= Parliamentary snuff box =

Snuff box of the British House of Commons

The parliamentary snuff box

The parliamentary snuff box is a wooden snuff box at the door of the House of Commons of the United Kingdom where snuff is stored for use by Members of Parliament. The practise originated after 1694 when smoking was banned in the House of Commons of England. It is the responsibility of the Principal Doorkeeper to ensure it is kept stocked.

== History ==

In 1694, the Parliament of England passed a resolution banning smoking in the House of Commons of England and in committee rooms. Following this, members still wished to take tobacco so snuff was used as a tolerated alternative to smoking as attributed to Erskine May: Parliamentary Practice. In 1941, the House of Commons chamber was destroyed by a German bomb on the Palace of Westminster. The current parliamentary snuff box was created using timber from the destroyed chamber's door frame with a silver plate listing all the names of the Principal Doorkeepers since 1943 screwed onto the lid. The responsibility for maintaining the parliamentary snuff box lies with the Principal Doorkeeper who stocks the box with snuff paid for with his own money.

== Attention ==
Until the 2010s, the rights of MPs to have free snuff was a little known tradition of the House of Commons. A Freedom of Information request in 2010 confirmed the existence of the tradition and that it was filled with snuff chosen by the Principal Doorkeeper which he selected from a local tobacconist. The request did not reveal which members took advantage of the free snuff privilege, as the last recorded instance of an MP taking snuff was in 1989, when 1.5 oz was taken at a cost of 99p.

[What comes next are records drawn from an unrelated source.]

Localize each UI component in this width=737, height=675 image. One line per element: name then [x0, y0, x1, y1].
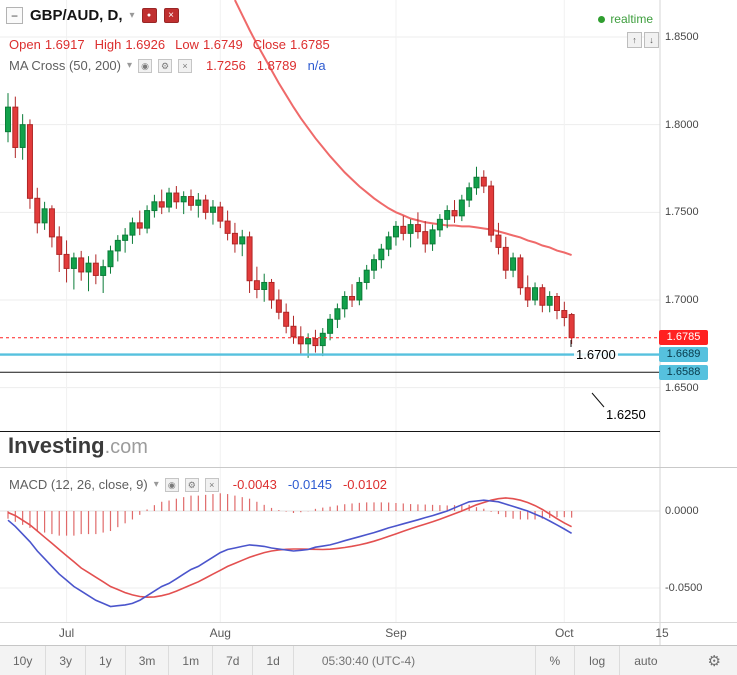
clock: 05:30:40 (UTC-4): [321, 654, 416, 668]
range-button-1m[interactable]: 1m: [169, 646, 214, 675]
investing-logo: Investing.com: [8, 433, 148, 459]
ohlc-readout: Open 1.6917 High 1.6926 Low 1.6749 Close…: [9, 37, 336, 52]
tool-button-%[interactable]: %: [534, 646, 575, 675]
ma200-value: 1.8789: [256, 58, 297, 73]
scale-up-button[interactable]: ↑: [627, 32, 642, 48]
price-annotation-16250[interactable]: 1.6250: [604, 407, 648, 422]
price-tag: 1.6689: [659, 347, 708, 363]
price-tag: 1.6785: [659, 330, 708, 346]
time-axis-label-Sep: Sep: [385, 626, 407, 640]
tool-button-log[interactable]: log: [574, 646, 619, 675]
macd-signal-value: -0.0102: [342, 477, 388, 492]
eye-icon[interactable]: ◉: [164, 477, 179, 492]
range-button-3m[interactable]: 3m: [126, 646, 170, 675]
alert-dot-icon[interactable]: ●: [141, 8, 157, 23]
macd-indicator-label[interactable]: MACD (12, 26, close, 9): [9, 477, 148, 492]
settings-gear-icon[interactable]: ⚙: [702, 646, 727, 675]
macd-line-value: -0.0145: [287, 477, 332, 492]
eye-icon[interactable]: ◉: [138, 58, 153, 73]
time-axis-label-15: 15: [655, 626, 669, 640]
close-icon[interactable]: ×: [204, 477, 219, 492]
price-axis-label: 1.8500: [665, 31, 699, 43]
tool-button-auto[interactable]: auto: [619, 646, 671, 675]
gear-icon[interactable]: ⚙: [184, 477, 199, 492]
scale-down-button[interactable]: ↓: [644, 32, 659, 48]
range-button-group: 10y 3y 1y 3m 1m 7d 1d: [0, 646, 294, 675]
open-value: 1.6917: [44, 37, 85, 52]
low-value: 1.6749: [202, 37, 243, 52]
macd-hist-value: -0.0043: [232, 477, 277, 492]
range-button-1y[interactable]: 1y: [86, 646, 126, 675]
macd-indicator-row: MACD (12, 26, close, 9) ▾ ◉ ⚙ × -0.0043 …: [9, 477, 387, 492]
time-axis-label-Jul: Jul: [58, 626, 75, 640]
ma-cross-value: n/a: [307, 58, 326, 73]
high-value: 1.6926: [125, 37, 166, 52]
macd-axis-label: -0.0500: [665, 582, 703, 594]
tool-button-group: % log auto: [534, 646, 672, 675]
range-button-7d[interactable]: 7d: [213, 646, 254, 675]
close-label: Close: [252, 37, 286, 52]
price-axis-label: 1.7500: [665, 206, 699, 219]
logo-suffix: .com: [104, 436, 148, 458]
time-axis-label-Aug: Aug: [209, 626, 231, 640]
symbol-header-row: − GBP/AUD, D, ▾ ● ×: [6, 7, 179, 24]
macd-axis-label: 0.0000: [665, 505, 699, 517]
ma-indicator-label[interactable]: MA Cross (50, 200): [9, 58, 121, 73]
open-label: Open: [9, 37, 41, 52]
range-button-10y[interactable]: 10y: [0, 646, 47, 675]
range-button-1d[interactable]: 1d: [253, 646, 294, 675]
ma50-value: 1.7256: [206, 58, 246, 73]
chevron-down-icon[interactable]: ▾: [127, 60, 133, 71]
price-axis-label: 1.7000: [665, 293, 699, 306]
price-axis-label: 1.6500: [665, 381, 699, 394]
time-axis[interactable]: Jul Aug Sep Oct 15: [0, 625, 737, 643]
collapse-symbol-button[interactable]: −: [6, 7, 23, 24]
scale-buttons: ↑ ↓: [627, 32, 659, 48]
logo-brand: Investing: [8, 433, 105, 458]
symbol-title[interactable]: GBP/AUD, D,: [30, 7, 123, 24]
realtime-label: realtime: [610, 12, 653, 26]
low-label: Low: [175, 37, 199, 52]
range-button-3y[interactable]: 3y: [46, 646, 87, 675]
close-symbol-icon[interactable]: ×: [163, 8, 179, 23]
price-tag: 1.6588: [659, 364, 708, 380]
close-value: 1.6785: [289, 37, 330, 52]
realtime-dot-icon: [598, 15, 606, 23]
realtime-status: realtime: [598, 12, 653, 26]
chevron-down-icon[interactable]: ▾: [153, 479, 159, 490]
time-axis-label-Oct: Oct: [554, 626, 574, 640]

In 2012, the parliamentary snuff box was mentioned in a debate by the Green Party MP for Brighton Pavilion, Caroline Lucas, who criticised the parliamentary snuff box for being outdated. The Conservative Party MP for Gillingham and Rainham, Rehman Chishti, also wrote a question about how much had been used in the previous decade. The response was that there were no known users of the parliamentary snuff box. It was also noted that while under the Health Act 2006 it is illegal to give out free tobacco in the United Kingdom, Parliament is exempt from this as the Palace of Westminster is a royal palace, and therefore legally exempt from the legislation.